There’s still a long way to go, but American consumers are starting to feel better about the economy.
The monthly University of Michigan Consumer Sentiment Index hit 72.6 in July, the highest reading since September 2021.
By comparison, the index, which surveys people on general business conditions and how they are doing financially, remains below the high of 101 it reached in February 2020, just before the start of the covid-19 pandemic.
But the sentiment measure is now up eight of the last 11 months.
In an interview ahead of publication on Friday, the index’s director, Joanne Hsu, said the gauge remains closely linked to inflation. With price gains slowing from their June 2022 highs, it makes sense that a pick-up in sentiment is underway, she said.
«Although many consumers are still preparing for a possible recession in the future, they have noticed how inflation has cooled and their views have improved,» he said.
Consumers still find current prices and expenses too high, Hsu said. And the latest reading of the index found that inflation expectations a year from now were little changed from last month.
But inflation is not the only consideration: the strong job market is also helping boost confidence, Hsu said. At 3.6%, unemployment is at record lows.

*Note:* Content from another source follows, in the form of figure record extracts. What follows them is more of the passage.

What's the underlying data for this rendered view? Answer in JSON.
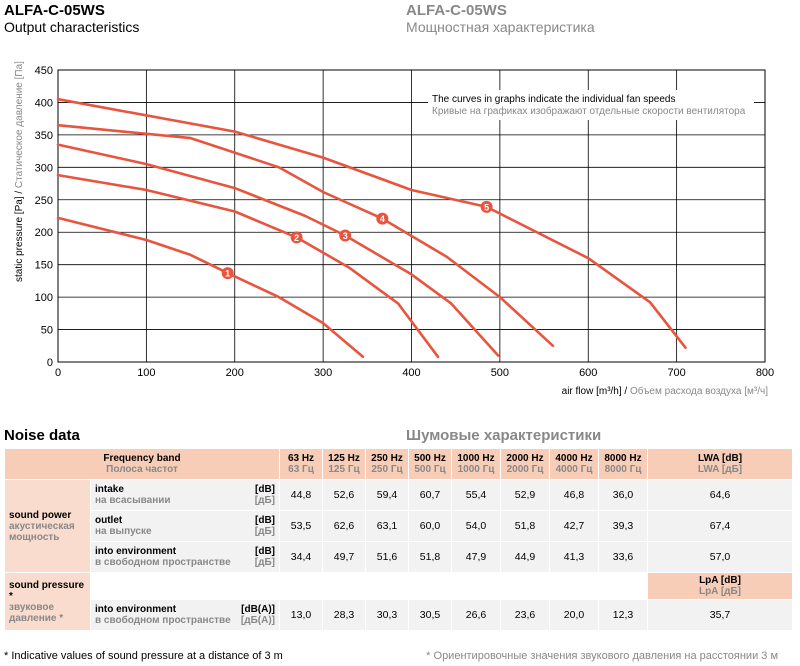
{
  "header": {
    "model_en": "ALFA-C-05WS",
    "subtitle_en": "Output characteristics",
    "model_ru": "ALFA-C-05WS",
    "subtitle_ru": "Мощностная характеристика"
  },
  "chart_data": {
    "type": "line",
    "ylabel_en": "static pressure [Pa] / ",
    "ylabel_ru": "Статическое давление [Па]",
    "xlabel_en": "air flow [m³/h] / ",
    "xlabel_ru": "Объем расхода воздуха [м³/ч]",
    "note_en": "The curves in graphs indicate the individual fan speeds",
    "note_ru": "Кривые на графиках изображают отдельные скорости вентилятора",
    "xlim": [
      0,
      800
    ],
    "ylim": [
      0,
      450
    ],
    "xticks": [
      "0",
      "100",
      "200",
      "300",
      "400",
      "500",
      "600",
      "700",
      "800"
    ],
    "yticks": [
      "0",
      "50",
      "100",
      "150",
      "200",
      "250",
      "300",
      "350",
      "400",
      "450"
    ],
    "grid": true,
    "color": "#e8553e",
    "series": [
      {
        "name": "1",
        "label_x": 192,
        "points": [
          [
            0,
            222
          ],
          [
            100,
            188
          ],
          [
            150,
            165
          ],
          [
            192,
            137
          ],
          [
            250,
            100
          ],
          [
            300,
            60
          ],
          [
            345,
            8
          ]
        ]
      },
      {
        "name": "2",
        "label_x": 270,
        "points": [
          [
            0,
            288
          ],
          [
            100,
            265
          ],
          [
            200,
            232
          ],
          [
            270,
            192
          ],
          [
            330,
            145
          ],
          [
            385,
            90
          ],
          [
            430,
            8
          ]
        ]
      },
      {
        "name": "3",
        "label_x": 325,
        "points": [
          [
            0,
            335
          ],
          [
            100,
            305
          ],
          [
            200,
            268
          ],
          [
            280,
            225
          ],
          [
            325,
            195
          ],
          [
            400,
            135
          ],
          [
            445,
            90
          ],
          [
            498,
            10
          ]
        ]
      },
      {
        "name": "4",
        "label_x": 367,
        "points": [
          [
            0,
            365
          ],
          [
            150,
            345
          ],
          [
            250,
            300
          ],
          [
            300,
            262
          ],
          [
            367,
            221
          ],
          [
            440,
            162
          ],
          [
            500,
            100
          ],
          [
            560,
            25
          ]
        ]
      },
      {
        "name": "5",
        "label_x": 485,
        "points": [
          [
            0,
            405
          ],
          [
            200,
            355
          ],
          [
            300,
            315
          ],
          [
            400,
            265
          ],
          [
            485,
            239
          ],
          [
            600,
            160
          ],
          [
            670,
            92
          ],
          [
            710,
            22
          ]
        ]
      }
    ]
  },
  "noise": {
    "title_en": "Noise data",
    "title_ru": "Шумовые характеристики",
    "freq_label_en": "Frequency band",
    "freq_label_ru": "Полоса частот",
    "bands": [
      {
        "en": "63 Hz",
        "ru": "63 Гц"
      },
      {
        "en": "125 Hz",
        "ru": "125 Гц"
      },
      {
        "en": "250 Hz",
        "ru": "250 Гц"
      },
      {
        "en": "500 Hz",
        "ru": "500 Гц"
      },
      {
        "en": "1000 Hz",
        "ru": "1000 Гц"
      },
      {
        "en": "2000 Hz",
        "ru": "2000 Гц"
      },
      {
        "en": "4000 Hz",
        "ru": "4000 Гц"
      },
      {
        "en": "8000 Hz",
        "ru": "8000 Гц"
      }
    ],
    "lwa_en": "LWA [dB]",
    "lwa_ru": "LWA [дБ]",
    "lpa_en": "LpA [dB]",
    "lpa_ru": "LpA [дБ]",
    "power_group_en": "sound power",
    "power_group_ru": "акустическая мощность",
    "pressure_group_en": "sound pressure *",
    "pressure_group_ru": "звуковое давление *",
    "rows": [
      {
        "name_en": "intake",
        "name_ru": "на всасывании",
        "unit_en": "[dB]",
        "unit_ru": "[дБ]",
        "values": [
          "44,8",
          "52,6",
          "59,4",
          "60,7",
          "55,4",
          "52,9",
          "46,8",
          "36,0"
        ],
        "total": "64,6"
      },
      {
        "name_en": "outlet",
        "name_ru": "на выпуске",
        "unit_en": "[dB]",
        "unit_ru": "[дБ]",
        "values": [
          "53,5",
          "62,6",
          "63,1",
          "60,0",
          "54,0",
          "51,8",
          "42,7",
          "39,3"
        ],
        "total": "67,4"
      },
      {
        "name_en": "into environment",
        "name_ru": "в свободном пространстве",
        "unit_en": "[dB]",
        "unit_ru": "[дБ]",
        "values": [
          "34,4",
          "49,7",
          "51,6",
          "51,8",
          "47,9",
          "44,9",
          "41,3",
          "33,6"
        ],
        "total": "57,0"
      },
      {
        "name_en": "into environment",
        "name_ru": "в свободном пространстве",
        "unit_en": "[dB(A)]",
        "unit_ru": "[дБ(A)]",
        "values": [
          "13,0",
          "28,3",
          "30,3",
          "30,5",
          "26,6",
          "23,6",
          "20,0",
          "12,3"
        ],
        "total": "35,7"
      }
    ],
    "footnote_en": "* Indicative values of sound pressure at a distance of 3 m",
    "footnote_ru": "* Ориентировочные значения звукового давления на расстоянии 3 м"
  }
}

The so-called Misery Index, which adds the unemployment rate to the inflation rate, is now close to pre-pandemic levels.
While there is almost uniform agreement among economists that the United States is not in a recession, certain segments of the American public do not seem to believe it, especially Republicans.
Party affiliation is one of the strongest determinants of views on the economy, Hsu said, with Michigan’s index now at 96.7 among Democrats compared to 49.3 among Republicans (among independents, it’s 71, 5).
Historically, people who identify with the out-of-power party in the White House rate the economy lower than those who share the president’s party, Hsu said.
In fact, the Michigan index shows that sentiment among all three political affiliations is now trending higher.
Still, the partisan gap has rarely been this sharp, Hsu said.
Other surveys show similar breakdowns. For example, Gallup finds that while overall, Americans rate the economy negatively, Republicans rate it at -65, while independents are at -35 and Democrats are in positive territory at +5.
Even when improved economic data is released, it can take years for people to significantly change their minds about the economy, said Jeff Jones, a senior editor at Gallup. After the 2008 global financial crisis, sentiments about the economy didn’t really improve until around 2012, even though economic growth technically bottomed out in the spring of 2009.
While earnings growth now outpaces inflation, the improved purchasing power only amounts to a few cents. And the cumulative price increase of the post-pandemic era has been almost 20%.
“Historically, we have seen that it takes people a while to realize when the economy has improved,” he said.